The alternative is for the government to extend its embrace of public-private partnerships (PPPs) from the present paltry levels. The government plans to make use of PPPs in barely 3% of its infrastructure spending to 2016. This needs to increase.
The first reason is simply that of time. Private provision can come onstream so much faster. In contrast to the endless delays at Eskom, Finance Minister Pravin Gordhan noted in the recent medium-term budget policy statement that the first 75MW solar plant in the Northern Cape was connected to the Eskom grid three months ahead of schedule and that two wind farms in the Eastern Cape will be connected by May. A further 47 such projects will be completed between next year and 2016 — although of restricted scale, this is construction at a pace public institutions could never match.
Then there is cost. Government infrastructure projects consistently overrun their budgets. The bill for Medupi, for example, originally estimated at R56bn, is now forecast by the Treasury to be R98bn. This overspending will be recovered from future user charges forever. If private projects exceed budget, this means reduced profits for their shareholders, not increased prices for consumers.

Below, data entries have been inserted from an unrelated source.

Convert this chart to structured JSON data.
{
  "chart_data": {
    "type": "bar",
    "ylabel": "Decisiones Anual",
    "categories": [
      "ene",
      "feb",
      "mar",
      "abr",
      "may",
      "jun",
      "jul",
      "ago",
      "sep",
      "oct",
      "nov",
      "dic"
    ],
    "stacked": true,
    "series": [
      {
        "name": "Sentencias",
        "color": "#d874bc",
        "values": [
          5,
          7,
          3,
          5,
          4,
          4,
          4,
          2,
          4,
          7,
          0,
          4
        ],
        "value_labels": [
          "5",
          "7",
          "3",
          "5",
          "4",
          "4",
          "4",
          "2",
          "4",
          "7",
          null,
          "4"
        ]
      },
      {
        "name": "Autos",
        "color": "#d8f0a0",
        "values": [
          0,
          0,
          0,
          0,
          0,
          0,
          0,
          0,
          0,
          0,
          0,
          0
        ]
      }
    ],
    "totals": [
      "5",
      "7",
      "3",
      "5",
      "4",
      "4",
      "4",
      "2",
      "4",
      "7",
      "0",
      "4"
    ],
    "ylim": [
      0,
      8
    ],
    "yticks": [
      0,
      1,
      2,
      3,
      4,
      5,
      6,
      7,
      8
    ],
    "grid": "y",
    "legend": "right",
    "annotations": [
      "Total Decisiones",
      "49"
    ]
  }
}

And finally, where is the funding to come from? The Treasury lists "mega projects currently under consideration" amounting to R3.6-trillion over the next 10 years. This excludes a possible further R1-trillion on nuclear power stations. The government cannot possibly borrow funds on this scale. It would mean quadrupling the present value of public sector debt.
The increased use of PPPs in infrastructure construction and funding need not reduce the role of the state in the oversight, control and pricing of actual services. Eskom, for example, could retain its monopoly of electricity distribution while relying on an increasing share of private generators. PPPs can also be structured so that ownership of the infrastructure reverts to the government after a defined period.
The insistence that the state do everything when it comes to infrastructure provision must change. South Africa cannot afford such short-sighted ideological obstinacy.
By Prof Gavin Keeton
• Keeton is with the economics department at Rhodes University.